Connecting with Cocoa
Surprisingly, this paradigm also exists for many mainstream food products like chocolate. Most consumers are unaware of where their chocolate comes from. Even more surprising is that many of those who produce cocoa beans have never actually tasted a chocolate bar; the heavily processed cocoa / sugar / milk / vanilla product we call chocolate is usually made on another continent from where beans are grown. On a trip to the Ivory Coast earlier this month, a group of TransFair employees and industry representatives witnessed this disconnect first hand. One of my associates brought chocolate bars, and gave some of the long time Ivorian cocoa farmers their first taste of chocolate. A memorable experience for both the giver and receiver.
This sort of massive disconnect between consumers and farmers, farmers and consumer markets, and the land and its native crops leads to a variety of mixed-up or missing market signals. These in turn create some of the large scale problems that Fair Trade tries to address.
Consumer Disconnect from Farmers
In the Ivory Coast, working conditions are often substandard, without enforcement of ILO child labor standards (part of the Fair Trade standard) or even the most basic health and safety practices. Our group noticed that even among Fair Trade cocoa farmers, fresh water is a rare commodity, and malaria is an ever present threat. If consumers don’t know where cocoa is grown, it is hard to imagine them supporting basic farmer necessities in these origin countries. There are only a few Fair Trade cooperatives, and it was clear to our group that basic infrastructure items such as trucks and pre-harvest financing would make lives much easier for these farmers and others like them. Part of Fair Trade is simply raising awareness about the people behind the food supply; cocoa is not grown in Belgium and Holland.
Farmer Disconnect from Consumer Markets
Most West African cocoa is fermented (in banana leaves) and dried on the farms in order to use the fresh mucilage from the bean to develop the bean’s flavor. This means that quality is tied to the work of the individual farms, which in turn determines price. Direct connection to buyers and an understanding of quality measures are critical for farmers to maximize their income. One of the goals of TransFair’s Ivory Coast team was to kick off a ‘train the trainer’ project to assist producers in developing practices to raise the quality of their beans and to pass that knowledge on.
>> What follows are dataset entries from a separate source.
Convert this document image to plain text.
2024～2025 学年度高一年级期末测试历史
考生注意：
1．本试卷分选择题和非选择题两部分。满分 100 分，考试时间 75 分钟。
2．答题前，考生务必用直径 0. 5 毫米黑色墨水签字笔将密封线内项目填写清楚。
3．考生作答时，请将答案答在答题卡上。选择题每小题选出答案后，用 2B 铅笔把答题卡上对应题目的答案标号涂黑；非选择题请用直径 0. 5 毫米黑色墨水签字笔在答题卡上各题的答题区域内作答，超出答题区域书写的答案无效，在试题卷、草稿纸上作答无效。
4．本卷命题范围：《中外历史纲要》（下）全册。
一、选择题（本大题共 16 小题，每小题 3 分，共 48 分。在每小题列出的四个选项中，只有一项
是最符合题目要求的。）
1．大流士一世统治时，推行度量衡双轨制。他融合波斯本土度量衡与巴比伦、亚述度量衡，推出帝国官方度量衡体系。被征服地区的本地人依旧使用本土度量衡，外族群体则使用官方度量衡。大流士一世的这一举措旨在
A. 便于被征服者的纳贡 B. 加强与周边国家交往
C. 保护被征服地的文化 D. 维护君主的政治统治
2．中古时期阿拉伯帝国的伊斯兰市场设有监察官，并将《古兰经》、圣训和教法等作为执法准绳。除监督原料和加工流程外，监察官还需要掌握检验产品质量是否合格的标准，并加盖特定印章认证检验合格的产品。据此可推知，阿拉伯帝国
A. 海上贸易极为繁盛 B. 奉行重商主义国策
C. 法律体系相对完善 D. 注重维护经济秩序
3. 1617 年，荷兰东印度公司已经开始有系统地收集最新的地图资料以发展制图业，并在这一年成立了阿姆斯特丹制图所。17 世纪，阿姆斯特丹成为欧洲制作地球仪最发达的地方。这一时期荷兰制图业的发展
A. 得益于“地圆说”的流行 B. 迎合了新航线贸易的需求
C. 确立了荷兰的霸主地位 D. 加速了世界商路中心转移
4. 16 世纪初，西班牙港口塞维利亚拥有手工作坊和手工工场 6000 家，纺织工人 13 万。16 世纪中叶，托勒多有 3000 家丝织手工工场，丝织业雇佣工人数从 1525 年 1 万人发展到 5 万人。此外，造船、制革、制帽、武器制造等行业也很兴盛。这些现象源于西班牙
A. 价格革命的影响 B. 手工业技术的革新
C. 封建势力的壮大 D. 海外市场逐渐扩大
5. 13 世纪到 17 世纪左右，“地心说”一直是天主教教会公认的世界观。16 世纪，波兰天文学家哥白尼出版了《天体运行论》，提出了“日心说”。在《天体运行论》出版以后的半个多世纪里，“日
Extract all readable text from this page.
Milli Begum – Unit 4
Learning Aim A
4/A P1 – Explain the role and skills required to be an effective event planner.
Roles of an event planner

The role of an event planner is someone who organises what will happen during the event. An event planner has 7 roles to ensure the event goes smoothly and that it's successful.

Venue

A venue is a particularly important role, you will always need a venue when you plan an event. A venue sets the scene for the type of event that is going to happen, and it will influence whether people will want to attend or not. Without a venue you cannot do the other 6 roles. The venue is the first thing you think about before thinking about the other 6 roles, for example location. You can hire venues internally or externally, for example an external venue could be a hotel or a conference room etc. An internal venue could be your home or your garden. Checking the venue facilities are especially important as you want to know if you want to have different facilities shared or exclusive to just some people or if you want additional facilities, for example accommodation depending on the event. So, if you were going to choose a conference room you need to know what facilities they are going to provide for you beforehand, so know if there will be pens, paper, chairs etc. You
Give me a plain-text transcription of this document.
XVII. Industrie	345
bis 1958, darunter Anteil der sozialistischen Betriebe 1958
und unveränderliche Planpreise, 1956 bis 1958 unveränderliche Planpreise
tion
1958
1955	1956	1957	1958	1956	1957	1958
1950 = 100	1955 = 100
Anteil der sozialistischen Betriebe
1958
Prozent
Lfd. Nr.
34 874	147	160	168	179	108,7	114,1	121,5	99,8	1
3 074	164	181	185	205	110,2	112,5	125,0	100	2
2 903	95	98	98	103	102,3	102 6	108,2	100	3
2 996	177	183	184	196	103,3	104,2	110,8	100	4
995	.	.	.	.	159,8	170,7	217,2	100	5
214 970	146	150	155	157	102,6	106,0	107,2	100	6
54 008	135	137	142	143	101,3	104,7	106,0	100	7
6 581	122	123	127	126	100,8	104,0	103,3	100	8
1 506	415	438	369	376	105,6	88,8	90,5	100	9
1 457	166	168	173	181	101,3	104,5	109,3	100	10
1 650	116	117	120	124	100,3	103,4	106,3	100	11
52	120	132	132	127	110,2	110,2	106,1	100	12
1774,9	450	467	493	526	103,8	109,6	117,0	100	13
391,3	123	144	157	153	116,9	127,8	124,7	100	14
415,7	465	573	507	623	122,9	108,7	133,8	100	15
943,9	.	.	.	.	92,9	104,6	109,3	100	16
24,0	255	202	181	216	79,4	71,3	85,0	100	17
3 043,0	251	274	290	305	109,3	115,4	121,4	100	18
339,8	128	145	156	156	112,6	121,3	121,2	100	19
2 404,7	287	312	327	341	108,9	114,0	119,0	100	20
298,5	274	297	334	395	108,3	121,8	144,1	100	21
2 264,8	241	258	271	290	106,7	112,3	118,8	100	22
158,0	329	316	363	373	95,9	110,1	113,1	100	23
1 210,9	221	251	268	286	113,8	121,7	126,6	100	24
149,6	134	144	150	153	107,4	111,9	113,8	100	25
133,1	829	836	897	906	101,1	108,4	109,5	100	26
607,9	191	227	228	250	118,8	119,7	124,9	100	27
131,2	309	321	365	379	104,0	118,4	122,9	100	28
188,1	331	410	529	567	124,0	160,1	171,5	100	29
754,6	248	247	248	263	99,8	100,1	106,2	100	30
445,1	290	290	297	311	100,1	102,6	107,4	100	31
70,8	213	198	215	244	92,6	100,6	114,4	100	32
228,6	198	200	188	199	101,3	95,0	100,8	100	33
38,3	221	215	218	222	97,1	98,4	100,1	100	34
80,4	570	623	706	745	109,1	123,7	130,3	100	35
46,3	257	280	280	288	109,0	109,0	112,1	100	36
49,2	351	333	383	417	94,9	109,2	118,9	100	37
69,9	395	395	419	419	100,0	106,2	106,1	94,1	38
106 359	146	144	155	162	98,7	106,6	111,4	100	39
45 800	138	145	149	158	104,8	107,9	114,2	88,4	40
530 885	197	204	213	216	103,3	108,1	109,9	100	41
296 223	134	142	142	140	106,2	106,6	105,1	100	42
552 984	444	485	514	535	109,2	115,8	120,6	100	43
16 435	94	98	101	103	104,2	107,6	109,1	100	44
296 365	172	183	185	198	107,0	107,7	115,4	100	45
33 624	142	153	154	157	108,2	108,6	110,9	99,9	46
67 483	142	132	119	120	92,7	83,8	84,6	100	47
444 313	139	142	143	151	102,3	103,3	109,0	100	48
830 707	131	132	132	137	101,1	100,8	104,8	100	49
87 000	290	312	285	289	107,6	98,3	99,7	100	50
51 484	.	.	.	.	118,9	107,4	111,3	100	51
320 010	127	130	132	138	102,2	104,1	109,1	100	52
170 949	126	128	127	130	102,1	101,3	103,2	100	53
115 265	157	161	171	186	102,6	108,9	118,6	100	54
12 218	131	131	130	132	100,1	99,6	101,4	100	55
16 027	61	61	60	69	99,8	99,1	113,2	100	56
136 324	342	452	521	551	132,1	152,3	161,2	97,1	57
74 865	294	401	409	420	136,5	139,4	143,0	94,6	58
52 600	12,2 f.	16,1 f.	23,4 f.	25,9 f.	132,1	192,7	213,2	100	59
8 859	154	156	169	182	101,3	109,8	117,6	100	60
Primal Land Gets a New Crop
Cocoa originated in South America, where it was cultivated and consumed as drinking chocolate by the Mayans and Aztecs. Cocoa was introduced to West Africa only 100 years ago, but 70% of the world cocoa supply now comes from West Africa – primarily Ghana and the Ivory Coast. Cocoa (like coffee) was traditionally a shade grown crop. In the Ivory Coast, however, most of the shade is being converted to firewood. The intensive clear-cut cocoa farming commonly used in Africa is rough on the land, depleting the soil in 10-20 years and creating long term natural and economic damage. It also leads to deforestation as farmers seek new ‘fresh’ land for crops. Sustainable farming methods are an answer, but lead to short term yield reduction. A small farmer who makes perhaps $500 on his cocoa crop -- of which half or more is production cost -- needs the money now. Without economic rewards for sustainability, farmers simply can not afford it. One of the goals of Fair Trade is to assist and reward producers in adapting more sustainable practices.